With the Pan Am Games about to begin in Winnipeg, the A’s gave Mark a short leave to join Team USA, which was gunning for a berth in the 2000 Olympics in Australia. With a roster that included big-league hopefuls such asAdam Kennedy, Peter Bergeron and Travis Dawkins, the Americans were up to the challenge. Mark did his part, going 1-0 with a 1.42 ERA in two starts. His finest moment was a no-decision in an extra-inning victory over Mexico in the semifinals. In six innings, he surrendered just one run, keeping his team in the game until they could rally for a 2-1 win. Though the Americans lost in the final to Cuba, they still punched their ticket to Sydney.

When Mark returned to Vancouver, he said hello to several new teammates, including pitchers Tim Hudson and Barry Zito, both of whom had been promoted from Double-A Midland. With Mark back in the fold and veteran Kevin Jarvis enjoying a great year, the Canadians boasted the top starting rotation in the minors.
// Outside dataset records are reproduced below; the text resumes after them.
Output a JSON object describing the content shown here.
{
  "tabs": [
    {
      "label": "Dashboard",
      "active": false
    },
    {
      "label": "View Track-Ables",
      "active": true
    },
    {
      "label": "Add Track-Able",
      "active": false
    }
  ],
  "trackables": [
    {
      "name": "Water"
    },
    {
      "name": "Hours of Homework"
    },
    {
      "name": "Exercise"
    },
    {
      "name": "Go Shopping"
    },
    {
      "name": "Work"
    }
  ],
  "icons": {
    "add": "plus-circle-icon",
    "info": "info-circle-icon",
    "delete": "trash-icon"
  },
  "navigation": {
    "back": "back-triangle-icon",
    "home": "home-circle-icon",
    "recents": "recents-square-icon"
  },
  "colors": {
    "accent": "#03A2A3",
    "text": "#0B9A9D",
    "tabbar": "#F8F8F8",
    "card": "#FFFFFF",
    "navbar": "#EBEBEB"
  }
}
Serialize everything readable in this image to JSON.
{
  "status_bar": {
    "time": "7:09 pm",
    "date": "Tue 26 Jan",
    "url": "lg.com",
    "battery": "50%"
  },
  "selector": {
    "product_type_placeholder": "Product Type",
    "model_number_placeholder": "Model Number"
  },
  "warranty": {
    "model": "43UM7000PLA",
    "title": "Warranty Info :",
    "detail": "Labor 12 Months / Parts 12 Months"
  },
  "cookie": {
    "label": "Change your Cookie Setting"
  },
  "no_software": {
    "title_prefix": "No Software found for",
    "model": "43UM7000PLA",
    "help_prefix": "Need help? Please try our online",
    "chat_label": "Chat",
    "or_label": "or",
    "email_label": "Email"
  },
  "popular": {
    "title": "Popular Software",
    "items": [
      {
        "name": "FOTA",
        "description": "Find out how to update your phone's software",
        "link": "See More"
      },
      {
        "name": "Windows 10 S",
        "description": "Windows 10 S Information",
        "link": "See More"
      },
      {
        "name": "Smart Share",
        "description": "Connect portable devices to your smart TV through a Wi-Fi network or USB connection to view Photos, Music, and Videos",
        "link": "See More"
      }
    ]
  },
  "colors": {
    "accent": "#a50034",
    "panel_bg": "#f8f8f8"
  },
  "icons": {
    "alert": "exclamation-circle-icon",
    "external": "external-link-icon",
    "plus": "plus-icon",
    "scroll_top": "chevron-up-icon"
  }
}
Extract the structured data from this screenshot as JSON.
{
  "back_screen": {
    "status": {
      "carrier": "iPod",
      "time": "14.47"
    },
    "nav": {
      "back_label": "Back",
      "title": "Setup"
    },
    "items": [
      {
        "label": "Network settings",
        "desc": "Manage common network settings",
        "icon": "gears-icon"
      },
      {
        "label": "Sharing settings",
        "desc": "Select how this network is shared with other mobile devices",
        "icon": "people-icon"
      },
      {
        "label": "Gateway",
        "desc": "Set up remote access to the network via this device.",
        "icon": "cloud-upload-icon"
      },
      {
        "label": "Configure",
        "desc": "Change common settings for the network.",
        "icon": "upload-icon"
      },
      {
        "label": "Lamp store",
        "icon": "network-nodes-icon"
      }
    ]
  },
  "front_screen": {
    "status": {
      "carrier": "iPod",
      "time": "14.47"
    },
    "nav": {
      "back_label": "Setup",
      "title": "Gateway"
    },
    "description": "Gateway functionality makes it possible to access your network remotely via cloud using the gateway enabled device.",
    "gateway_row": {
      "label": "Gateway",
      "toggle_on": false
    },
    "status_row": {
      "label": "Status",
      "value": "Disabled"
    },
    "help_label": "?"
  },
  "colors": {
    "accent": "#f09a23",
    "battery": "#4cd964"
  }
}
Their pitching made them one of the favorites to advance to the Triple-A World Series. The team took care of business in the PCL playoffs against the Oklahoma Redhawks. But as Vancouver prepared to meet the Charlotte Knights, Jarvis was called up to Oakland for the club’s postseason stretch drive.

For Mark, the loss of Jarvis provided a great challenge. Hudson and Zito felt the same way. All three were extremely competitive and looked forward to the extra pressure created by the promotion of the staff ace. The series against Charlotte went the distance, with Mark taking the hill in the decider. He twirled a gem, working the first five innings without surrendering a run. But it was the Vancouver hitters who stole the show. They battered Charlotte pitching for 16 runs on 20 hits, including three home runs. Outfielder Terrance Long was the star, going 3-for-3 with four RBIs.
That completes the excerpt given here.